Na een jaar of 15 is de bepaling van de Energie Prestatie Coëfficiënt (EPC) toe aan groot onderhoud. De nieuwe norm NEN 7120 Energieprestatie van gebouwen (EPG) geeft de bepalingswijze voor de EPC voor zowel woningen als utiliteit, waar dat in het verleden in afzonderlijke normen was vastgelegd. Het ligt in de bedoeling dat deze norm op termijn tevens wordt toegepast voor de bepaling van het energielabel. De EPC is de maat voor het gebouwgebonden primaire energiegebruik voor de volgende functies: verwarming, warmtapwater, koeling, ventilatie, verlichting, ontvochtiging en bevochtiging, inclusief de vereiste hulpenergie. Zelf-opgewekte energie (PV, WKK) verlaagt de EPC. Dit is het laatste in een serie artikelen waarin de wijzigingen in de EPC bepaling zijn toegelicht.

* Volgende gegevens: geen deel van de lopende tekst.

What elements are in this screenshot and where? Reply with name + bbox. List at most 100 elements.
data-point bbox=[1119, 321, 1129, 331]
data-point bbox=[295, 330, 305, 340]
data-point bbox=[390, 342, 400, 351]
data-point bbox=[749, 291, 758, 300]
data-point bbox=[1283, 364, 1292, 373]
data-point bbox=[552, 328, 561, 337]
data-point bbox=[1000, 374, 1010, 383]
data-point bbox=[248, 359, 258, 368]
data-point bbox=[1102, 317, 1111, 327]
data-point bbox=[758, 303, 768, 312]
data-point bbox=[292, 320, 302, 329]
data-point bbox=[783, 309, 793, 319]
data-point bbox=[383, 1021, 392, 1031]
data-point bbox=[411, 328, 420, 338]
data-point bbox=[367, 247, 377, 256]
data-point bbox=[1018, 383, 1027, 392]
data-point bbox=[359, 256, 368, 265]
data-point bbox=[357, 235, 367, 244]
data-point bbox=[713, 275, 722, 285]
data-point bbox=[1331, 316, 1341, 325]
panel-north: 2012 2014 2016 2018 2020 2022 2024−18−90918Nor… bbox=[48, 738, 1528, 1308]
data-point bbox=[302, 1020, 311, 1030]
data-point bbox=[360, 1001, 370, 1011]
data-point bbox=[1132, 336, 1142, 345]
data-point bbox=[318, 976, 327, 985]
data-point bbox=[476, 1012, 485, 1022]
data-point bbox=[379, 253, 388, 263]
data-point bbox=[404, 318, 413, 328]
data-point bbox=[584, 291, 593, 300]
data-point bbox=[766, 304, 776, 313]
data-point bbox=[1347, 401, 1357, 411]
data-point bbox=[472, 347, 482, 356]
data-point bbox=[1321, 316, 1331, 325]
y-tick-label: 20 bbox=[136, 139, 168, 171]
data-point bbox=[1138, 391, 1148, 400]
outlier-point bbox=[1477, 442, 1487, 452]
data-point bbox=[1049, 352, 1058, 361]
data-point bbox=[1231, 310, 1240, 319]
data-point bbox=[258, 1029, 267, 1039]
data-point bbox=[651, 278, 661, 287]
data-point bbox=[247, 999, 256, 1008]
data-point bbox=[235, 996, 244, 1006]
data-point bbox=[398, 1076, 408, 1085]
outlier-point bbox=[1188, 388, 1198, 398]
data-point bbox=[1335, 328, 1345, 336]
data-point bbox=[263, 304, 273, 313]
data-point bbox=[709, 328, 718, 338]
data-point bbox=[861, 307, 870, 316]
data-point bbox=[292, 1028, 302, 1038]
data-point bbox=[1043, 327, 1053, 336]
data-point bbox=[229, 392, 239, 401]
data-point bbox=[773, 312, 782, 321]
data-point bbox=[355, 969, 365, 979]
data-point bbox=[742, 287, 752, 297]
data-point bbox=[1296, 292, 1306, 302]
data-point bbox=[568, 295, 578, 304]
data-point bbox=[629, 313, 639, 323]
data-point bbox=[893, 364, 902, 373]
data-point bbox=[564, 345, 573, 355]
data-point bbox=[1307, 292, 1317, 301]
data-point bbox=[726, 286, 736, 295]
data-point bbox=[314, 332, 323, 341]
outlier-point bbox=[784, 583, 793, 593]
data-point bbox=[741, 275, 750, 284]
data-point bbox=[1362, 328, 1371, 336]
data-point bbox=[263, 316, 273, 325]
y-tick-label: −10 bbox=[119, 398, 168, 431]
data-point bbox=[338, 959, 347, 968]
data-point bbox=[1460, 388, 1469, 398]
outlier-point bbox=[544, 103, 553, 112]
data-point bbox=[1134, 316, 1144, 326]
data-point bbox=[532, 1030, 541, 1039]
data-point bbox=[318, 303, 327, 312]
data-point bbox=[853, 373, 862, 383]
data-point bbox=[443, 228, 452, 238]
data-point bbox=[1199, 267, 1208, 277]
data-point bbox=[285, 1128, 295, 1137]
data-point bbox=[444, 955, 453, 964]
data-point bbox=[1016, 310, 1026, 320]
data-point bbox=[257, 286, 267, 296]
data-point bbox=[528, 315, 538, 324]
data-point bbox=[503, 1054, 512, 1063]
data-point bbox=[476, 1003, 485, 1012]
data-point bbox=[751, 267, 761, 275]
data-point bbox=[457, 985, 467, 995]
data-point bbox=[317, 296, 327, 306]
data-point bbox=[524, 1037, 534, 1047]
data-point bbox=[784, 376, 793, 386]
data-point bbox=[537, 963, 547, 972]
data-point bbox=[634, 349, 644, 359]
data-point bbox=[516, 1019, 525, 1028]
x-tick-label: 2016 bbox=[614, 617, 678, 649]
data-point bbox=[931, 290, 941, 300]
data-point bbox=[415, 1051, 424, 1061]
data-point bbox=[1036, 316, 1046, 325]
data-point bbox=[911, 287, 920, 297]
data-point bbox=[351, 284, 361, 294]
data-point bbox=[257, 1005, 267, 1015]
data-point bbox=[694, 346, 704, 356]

Structuur van de bepalingswijze In een woning of gebouw kunnen één of meer verwarmingssystemen worden toegepast. Per verwarmingssysteem wordt de warmtebehoefte per maand bepaald. Per verwarmingssysteem bepalen de volgende factoren het primair energiegebruik: • afgifterendement; • distributierendement; • opwekkingsrendement. Daarnaast wordt het hulpenergiegebruik voor verwarming bepaald. Warmtebehoefte Een gebouw wordt in één of meer rekenzones verdeeld, waarna de warmtebehoefte per rekenzone wordt bepaald. Per maand wordt per rekenzone het warmteverlies bepaald door het transmissie- en ventilatieverlies op basis van de maandgemiddelde binnen- en buitentemperatuur. In de oude normen werd een gemiddelde binnentemperatuur aangehouden, waarin nacht- en weekendverlaging reeds waren verwerkt. In de nieuwe norm wordt de gemiddelde binnentemperatuur bepaald door een setpointtemperatuur, die gecorrigeerd wordt voor nacht- en weekendverlaging. Voor verwarming wordt voor utiliteitsgebouwen een setpointtemperatuur van 20 ⁰C aangehouden, met uitzondering van sportfuncties (13 ⁰C) en “gezondheidszorgfuncties met bedgebied” (22 ⁰C). Voor woningen wordt een setpointtemperatuur van 20 ⁰C aangehouden, met een reductiefactor voor het niet verwarmen van slaapkamers. In nieuwe woningen levert dit ca. 1 K verlaging op; in slecht geïsoleerde woningen is dit effect groter. Tevens wordt een reductiefactor voor nachtverlaging en/of weekendonderbreking toegepast. In de oude norm was de gemiddelde temperatuur 18 ⁰C. Voor nieuwbouw levert de nieuwe norm geen grote verschillen de met de oude norm. De warmtewinst wordt per maand en per rekenzone bepaald door de interne warmtelast (personen, verlichting, apparatuur) en de zoninstraling. Als de warmtewinst kleiner is dan het warmteverlies is er warmtevraag (zie figuur 1). Binnen één maand is de netto warmtebehoefte niet simpelweg het verschil tussen warmteverlies en -winst, omdat er in de maand ook dagen zijn waarin de warmtewinst groter is dan het warmteverlies. Daarom wordt de warmtewinst vermenigvuldigd met een benuttingsfactor en wordt de resulterende effectieve warmtewinst gebruikt om de warmtebehoefte te berekenen.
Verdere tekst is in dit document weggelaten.